O ozono e a questão climática
Zhao-Yue Chen defende que é urgente “trabalhar para reduzir estes poluentes nocivos, em especial as PM2,5 e o ozono”, que têm um impacto comprovado na saúde humana. E recorda os desafios que as alterações climáticas colocam no que toca ao ozono.
“A mitigação das alterações climáticas não é uma questão separada da qualidade do ar. O aumento da radiação solar e das temperaturas pode impulsionar a formação de ozono. O ozono na baixa atmosfera actua como um gás com efeito de estufa, retendo o calor e contribuindo para o aquecimento global. A redução dos níveis de ozono pode ajudar a atenuar a sua influência neste ciclo”, refere o cientista. Apesar de o ozono na camada do ozono nos proteger da radiação ultravioleta solar, este ozono de superfície é poluente e pode ser letal para os humanos.
“Esta interacção complexa cria um ciclo nocivo, o que torna urgente a necessidade de abordar simultaneamente as alterações climáticas e a poluição atmosférica”, acrescenta o co-autor Ballester Claramunt, professor Instituto de Saúde Global de Barcelona, citado numa nota de imprensa da entidade.
Combinação de poluentes
O estudo também analisou o número de dias em que os limites para dois ou mais poluentes foram excedidos concomitantemente. Estima-se que 86,3% da população europeia tenha vivido pelo menos um dia por ano de ar impuro com dois ou mais poluentes. As combinações mais comuns no período estudado foram PM2,5 e NO2, além de PM2,5 e ozono.

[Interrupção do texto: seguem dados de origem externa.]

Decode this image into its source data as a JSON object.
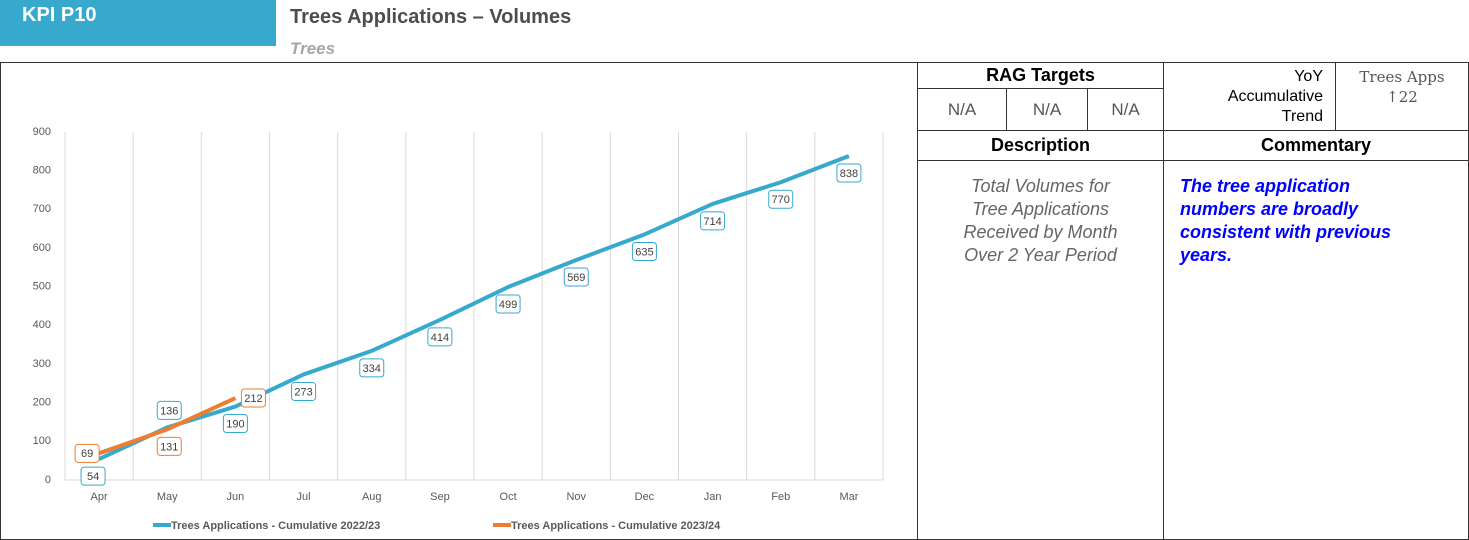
{
  "header": {
    "kpi": "KPI P10",
    "title": "Trees Applications – Volumes",
    "subtitle": "Trees"
  },
  "chart_data": {
    "type": "line",
    "categories": [
      "Apr",
      "May",
      "Jun",
      "Jul",
      "Aug",
      "Sep",
      "Oct",
      "Nov",
      "Dec",
      "Jan",
      "Feb",
      "Mar"
    ],
    "series": [
      {
        "name": "Trees Applications - Cumulative 2022/23",
        "color": "#36a9cd",
        "values": [
          54,
          136,
          190,
          273,
          334,
          414,
          499,
          569,
          635,
          714,
          770,
          838
        ]
      },
      {
        "name": "Trees Applications - Cumulative 2023/24",
        "color": "#ed7d31",
        "values": [
          69,
          131,
          212,
          null,
          null,
          null,
          null,
          null,
          null,
          null,
          null,
          null
        ]
      }
    ],
    "ylim": [
      0,
      900
    ],
    "yticks": [
      0,
      100,
      200,
      300,
      400,
      500,
      600,
      700,
      800,
      900
    ],
    "grid": true,
    "legend": "bottom"
  },
  "panel": {
    "rag_header": "RAG Targets",
    "rag_values": [
      "N/A",
      "N/A",
      "N/A"
    ],
    "trend_label": [
      "YoY",
      "Accumulative",
      "Trend"
    ],
    "trend_name": "Trees Apps",
    "trend_value": "↑22",
    "description_header": "Description",
    "commentary_header": "Commentary",
    "description": [
      "Total Volumes for",
      "Tree Applications",
      "Received by Month",
      "Over 2 Year Period"
    ],
    "commentary": [
      "The tree application",
      "numbers are broadly",
      "consistent with previous",
      "years."
    ]
  }
}
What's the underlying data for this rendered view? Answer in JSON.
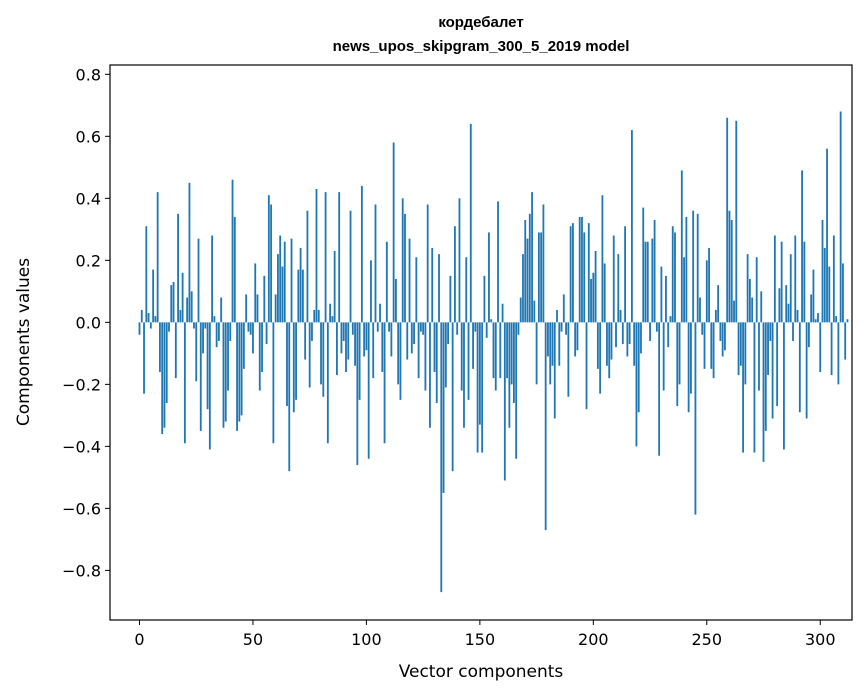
{
  "chart_data": {
    "type": "bar",
    "title": "кордебалет",
    "subtitle": "news_upos_skipgram_300_5_2019 model",
    "xlabel": "Vector components",
    "ylabel": "Components values",
    "xlim": [
      -13,
      314
    ],
    "ylim": [
      -0.96,
      0.83
    ],
    "xticks": [
      0,
      50,
      100,
      150,
      200,
      250,
      300
    ],
    "xtick_labels": [
      "0",
      "50",
      "100",
      "150",
      "200",
      "250",
      "300"
    ],
    "yticks": [
      -0.8,
      -0.6,
      -0.4,
      -0.2,
      0.0,
      0.2,
      0.4,
      0.6,
      0.8
    ],
    "ytick_labels": [
      "−0.8",
      "−0.6",
      "−0.4",
      "−0.2",
      "0.0",
      "0.2",
      "0.4",
      "0.6",
      "0.8"
    ],
    "grid": false,
    "bar_color": "#1f77b4",
    "values": [
      -0.04,
      0.04,
      -0.23,
      0.31,
      0.03,
      -0.02,
      0.17,
      0.02,
      0.42,
      -0.16,
      -0.36,
      -0.34,
      -0.26,
      -0.03,
      0.12,
      0.13,
      -0.18,
      0.35,
      0.04,
      0.16,
      -0.39,
      0.08,
      0.45,
      0.1,
      -0.02,
      -0.19,
      0.27,
      -0.35,
      -0.1,
      -0.02,
      -0.28,
      -0.41,
      0.28,
      0.02,
      -0.08,
      -0.06,
      0.08,
      -0.34,
      -0.32,
      -0.22,
      -0.06,
      0.46,
      0.34,
      -0.35,
      -0.32,
      -0.3,
      -0.15,
      0.09,
      -0.03,
      -0.04,
      -0.1,
      0.19,
      0.09,
      -0.22,
      -0.16,
      0.15,
      -0.07,
      0.41,
      0.38,
      -0.39,
      0.09,
      0.22,
      0.28,
      0.18,
      0.26,
      -0.27,
      -0.48,
      0.27,
      -0.29,
      -0.25,
      0.17,
      0.24,
      0.17,
      -0.12,
      0.36,
      -0.21,
      -0.06,
      0.04,
      0.43,
      0.04,
      -0.2,
      -0.24,
      0.42,
      -0.39,
      0.06,
      0.02,
      0.23,
      -0.17,
      0.42,
      -0.1,
      -0.06,
      -0.16,
      -0.12,
      0.36,
      -0.04,
      -0.14,
      -0.46,
      -0.25,
      0.44,
      -0.11,
      -0.09,
      -0.44,
      0.2,
      -0.18,
      0.38,
      -0.03,
      0.06,
      -0.16,
      -0.39,
      0.26,
      -0.03,
      -0.11,
      0.58,
      0.14,
      -0.2,
      -0.25,
      0.4,
      0.35,
      -0.12,
      0.27,
      -0.1,
      -0.07,
      0.21,
      -0.18,
      -0.03,
      -0.04,
      -0.22,
      0.38,
      -0.34,
      0.24,
      -0.16,
      -0.26,
      0.22,
      -0.87,
      -0.55,
      -0.21,
      -0.07,
      0.15,
      -0.48,
      0.31,
      -0.04,
      0.4,
      -0.22,
      -0.34,
      0.21,
      -0.25,
      0.64,
      -0.15,
      -0.03,
      -0.42,
      -0.33,
      -0.42,
      0.15,
      -0.05,
      0.29,
      0.01,
      -0.18,
      -0.22,
      0.39,
      -0.18,
      0.06,
      -0.51,
      -0.18,
      -0.34,
      -0.2,
      -0.26,
      -0.44,
      -0.04,
      0.08,
      0.22,
      0.33,
      0.27,
      0.35,
      0.42,
      0.07,
      -0.2,
      0.29,
      0.29,
      0.38,
      -0.67,
      -0.11,
      -0.2,
      -0.14,
      -0.31,
      0.04,
      -0.14,
      -0.03,
      0.09,
      -0.04,
      -0.24,
      0.31,
      0.32,
      -0.11,
      -0.09,
      0.34,
      0.34,
      0.29,
      -0.28,
      0.32,
      0.14,
      0.16,
      0.23,
      -0.15,
      -0.23,
      0.41,
      0.19,
      -0.14,
      -0.18,
      -0.12,
      0.28,
      -0.08,
      0.22,
      0.04,
      -0.07,
      0.31,
      -0.11,
      -0.07,
      0.62,
      -0.14,
      -0.4,
      -0.29,
      -0.1,
      0.37,
      0.26,
      0.26,
      -0.06,
      0.27,
      0.33,
      -0.03,
      -0.43,
      0.18,
      -0.22,
      0.15,
      -0.08,
      0.02,
      0.31,
      0.29,
      -0.27,
      -0.2,
      0.49,
      0.21,
      0.34,
      -0.29,
      -0.23,
      0.36,
      -0.62,
      0.35,
      0.08,
      -0.04,
      -0.15,
      0.2,
      0.24,
      -0.15,
      -0.18,
      0.04,
      0.12,
      -0.06,
      -0.11,
      -0.09,
      0.66,
      0.36,
      0.33,
      0.07,
      0.65,
      -0.17,
      -0.14,
      -0.42,
      -0.2,
      0.22,
      0.14,
      0.08,
      -0.42,
      0.21,
      -0.22,
      0.1,
      -0.45,
      -0.35,
      -0.17,
      -0.06,
      -0.31,
      0.28,
      -0.27,
      0.11,
      0.26,
      -0.41,
      0.12,
      0.06,
      0.22,
      -0.06,
      0.28,
      0.04,
      -0.29,
      0.49,
      0.26,
      -0.31,
      -0.08,
      0.09,
      0.17,
      0.01,
      0.03,
      -0.16,
      0.33,
      0.24,
      0.56,
      0.18,
      -0.17,
      0.28,
      0.02,
      -0.2,
      0.68,
      0.19,
      -0.12,
      0.01
    ]
  }
}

“Surpreende-nos que ainda existam tantas populações ou regiões na Europa expostas a níveis de PM2,5 ou de ozono que excedem as directrizes diárias ou anuais da OMS, apesar de terem sido feitos progressos na qualidade do ar em geral. Pior ainda, a exposição da população aos níveis de ozono no Sul da Europa está mesmo a aumentar”, lamenta Zhao-Yue Chen.